Impagnatiello e le scuse in lacrime al processo: “Io disumano. Sto capendo cosa significhi perdere un figlio”

Delitto di Senago, il killer e il pentimento per la morte della fidanzata al settimo mese di gravidanza. Avvelenata e accoltellata, il compagno piange al processo: “Ho distrutto la vita di Giulia e di un bimbo”

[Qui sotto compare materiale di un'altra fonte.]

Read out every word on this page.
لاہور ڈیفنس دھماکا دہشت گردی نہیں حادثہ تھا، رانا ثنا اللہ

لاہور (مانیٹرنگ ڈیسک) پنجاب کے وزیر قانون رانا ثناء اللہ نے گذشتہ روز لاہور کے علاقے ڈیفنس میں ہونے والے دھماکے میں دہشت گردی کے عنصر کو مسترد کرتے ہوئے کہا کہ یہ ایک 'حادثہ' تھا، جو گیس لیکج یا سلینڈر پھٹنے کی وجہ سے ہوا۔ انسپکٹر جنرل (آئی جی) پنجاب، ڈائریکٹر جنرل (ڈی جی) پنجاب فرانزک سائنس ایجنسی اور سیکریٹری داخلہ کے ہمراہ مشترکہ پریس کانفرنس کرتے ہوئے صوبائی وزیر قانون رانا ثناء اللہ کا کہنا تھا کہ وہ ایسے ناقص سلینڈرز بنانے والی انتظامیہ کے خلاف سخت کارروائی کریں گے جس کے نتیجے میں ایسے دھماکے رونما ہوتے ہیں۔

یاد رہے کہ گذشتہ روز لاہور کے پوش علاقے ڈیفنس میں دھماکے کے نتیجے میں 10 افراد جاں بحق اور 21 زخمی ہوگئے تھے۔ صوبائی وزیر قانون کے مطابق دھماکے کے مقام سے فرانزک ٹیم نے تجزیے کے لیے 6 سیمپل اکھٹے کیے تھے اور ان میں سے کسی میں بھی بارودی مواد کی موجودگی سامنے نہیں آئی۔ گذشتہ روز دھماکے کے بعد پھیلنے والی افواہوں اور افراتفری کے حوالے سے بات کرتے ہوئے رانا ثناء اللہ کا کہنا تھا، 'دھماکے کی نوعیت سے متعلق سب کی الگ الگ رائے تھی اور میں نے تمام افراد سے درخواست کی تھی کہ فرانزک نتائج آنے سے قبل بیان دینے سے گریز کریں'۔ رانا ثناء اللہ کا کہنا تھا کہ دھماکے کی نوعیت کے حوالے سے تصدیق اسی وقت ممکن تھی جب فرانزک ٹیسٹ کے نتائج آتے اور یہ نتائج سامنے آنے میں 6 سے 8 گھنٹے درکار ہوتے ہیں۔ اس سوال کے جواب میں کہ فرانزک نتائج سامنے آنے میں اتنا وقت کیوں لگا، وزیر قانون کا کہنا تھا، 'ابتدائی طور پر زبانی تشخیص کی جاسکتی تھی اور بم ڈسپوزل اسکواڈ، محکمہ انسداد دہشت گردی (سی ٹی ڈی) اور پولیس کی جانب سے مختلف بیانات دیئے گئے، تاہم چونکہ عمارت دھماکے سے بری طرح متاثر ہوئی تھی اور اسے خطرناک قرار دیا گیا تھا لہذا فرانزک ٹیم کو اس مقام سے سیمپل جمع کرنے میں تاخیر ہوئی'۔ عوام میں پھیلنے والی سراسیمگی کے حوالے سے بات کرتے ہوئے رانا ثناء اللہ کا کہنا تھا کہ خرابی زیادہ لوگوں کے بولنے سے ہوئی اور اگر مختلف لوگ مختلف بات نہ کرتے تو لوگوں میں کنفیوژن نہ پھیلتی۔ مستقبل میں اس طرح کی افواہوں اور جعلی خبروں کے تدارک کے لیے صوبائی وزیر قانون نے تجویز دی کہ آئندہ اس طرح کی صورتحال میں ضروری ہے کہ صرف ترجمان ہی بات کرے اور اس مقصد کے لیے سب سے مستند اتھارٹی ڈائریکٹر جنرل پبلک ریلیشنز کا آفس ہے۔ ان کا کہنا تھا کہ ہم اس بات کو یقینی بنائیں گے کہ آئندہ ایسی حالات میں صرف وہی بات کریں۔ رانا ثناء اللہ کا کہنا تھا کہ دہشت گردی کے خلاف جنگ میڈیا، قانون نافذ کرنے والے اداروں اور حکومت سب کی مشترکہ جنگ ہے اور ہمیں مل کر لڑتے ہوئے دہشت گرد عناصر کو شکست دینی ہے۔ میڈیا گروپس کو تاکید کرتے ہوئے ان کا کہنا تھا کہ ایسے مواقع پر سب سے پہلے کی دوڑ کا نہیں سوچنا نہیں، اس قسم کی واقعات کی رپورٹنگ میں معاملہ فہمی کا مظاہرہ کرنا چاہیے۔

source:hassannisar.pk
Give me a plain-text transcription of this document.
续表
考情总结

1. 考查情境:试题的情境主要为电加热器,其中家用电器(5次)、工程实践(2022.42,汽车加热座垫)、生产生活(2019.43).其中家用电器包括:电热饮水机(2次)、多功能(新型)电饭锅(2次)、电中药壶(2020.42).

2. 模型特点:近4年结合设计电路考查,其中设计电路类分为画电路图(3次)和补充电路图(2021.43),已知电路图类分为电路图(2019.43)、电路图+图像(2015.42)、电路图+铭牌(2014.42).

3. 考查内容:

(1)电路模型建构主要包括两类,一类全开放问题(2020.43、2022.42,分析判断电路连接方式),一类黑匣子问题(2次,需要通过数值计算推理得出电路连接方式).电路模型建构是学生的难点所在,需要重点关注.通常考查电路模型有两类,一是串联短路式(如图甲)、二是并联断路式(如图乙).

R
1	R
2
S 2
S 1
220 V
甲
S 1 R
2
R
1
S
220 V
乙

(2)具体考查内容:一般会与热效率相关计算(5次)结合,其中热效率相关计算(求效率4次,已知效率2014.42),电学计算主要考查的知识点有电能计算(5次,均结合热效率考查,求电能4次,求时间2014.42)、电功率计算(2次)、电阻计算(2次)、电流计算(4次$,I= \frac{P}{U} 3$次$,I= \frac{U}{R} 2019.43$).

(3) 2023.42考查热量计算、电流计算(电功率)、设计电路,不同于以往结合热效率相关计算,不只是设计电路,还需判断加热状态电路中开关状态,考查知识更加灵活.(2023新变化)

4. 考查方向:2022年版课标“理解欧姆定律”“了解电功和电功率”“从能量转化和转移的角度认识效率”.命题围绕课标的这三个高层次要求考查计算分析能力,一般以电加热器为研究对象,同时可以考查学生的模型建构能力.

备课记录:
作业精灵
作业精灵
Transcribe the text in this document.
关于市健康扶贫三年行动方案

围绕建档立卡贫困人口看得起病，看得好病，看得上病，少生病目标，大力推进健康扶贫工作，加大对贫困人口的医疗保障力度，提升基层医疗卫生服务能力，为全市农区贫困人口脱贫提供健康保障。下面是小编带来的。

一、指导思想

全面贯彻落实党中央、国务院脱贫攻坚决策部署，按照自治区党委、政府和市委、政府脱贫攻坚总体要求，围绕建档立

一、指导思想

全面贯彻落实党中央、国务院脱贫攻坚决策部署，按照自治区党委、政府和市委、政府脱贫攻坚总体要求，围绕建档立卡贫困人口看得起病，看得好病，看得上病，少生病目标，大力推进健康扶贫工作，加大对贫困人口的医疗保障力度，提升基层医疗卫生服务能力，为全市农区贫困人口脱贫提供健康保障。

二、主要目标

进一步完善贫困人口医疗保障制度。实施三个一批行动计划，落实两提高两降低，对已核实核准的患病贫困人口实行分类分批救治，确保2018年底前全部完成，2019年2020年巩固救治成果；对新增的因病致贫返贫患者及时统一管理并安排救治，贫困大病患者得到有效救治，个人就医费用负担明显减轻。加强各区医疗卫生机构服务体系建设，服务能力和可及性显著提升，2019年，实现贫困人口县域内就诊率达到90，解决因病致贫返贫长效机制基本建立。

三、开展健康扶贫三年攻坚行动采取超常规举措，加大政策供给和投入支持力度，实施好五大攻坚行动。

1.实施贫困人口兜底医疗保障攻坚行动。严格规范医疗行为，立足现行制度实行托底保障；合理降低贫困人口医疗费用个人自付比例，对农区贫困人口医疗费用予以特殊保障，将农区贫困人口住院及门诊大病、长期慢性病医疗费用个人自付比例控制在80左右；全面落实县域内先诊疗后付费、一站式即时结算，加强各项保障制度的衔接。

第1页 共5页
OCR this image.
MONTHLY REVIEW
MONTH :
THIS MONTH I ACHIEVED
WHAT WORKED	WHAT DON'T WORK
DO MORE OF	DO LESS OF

Alessandro Impagnatiello a processo per l'omicidio della fidanzata Giulia Tramontano

Alessandro Impagnatiello a processo per l'omicidio della fidanzata Giulia Tramontano

MILANO – Il primo appuntamento con la giustizia per Alessandro Impagnatiello, il barman di 31 anni che lo scorso 27 maggio ha massacrato con 37 coltellate la sua compagna Giulia Tramontano, incinta di suo figlio Thiago, è stata una lunga udienza tecnica di ammissioni testi ed esclusioni di parti civili che lui ha ascoltato piangendo. Nelle quasi 4 ore davanti all’Assise, giudici togati Antonella Bertoja, Sofia Fioretta e sei popolari, la Corte ha accolto 33 testimoni che sfileranno per l’accusa, oltre a chat e video che raccontano gli ultimi giorni di vita di Giulia e ha ammesso la sola famiglia Tramontano come parte civile.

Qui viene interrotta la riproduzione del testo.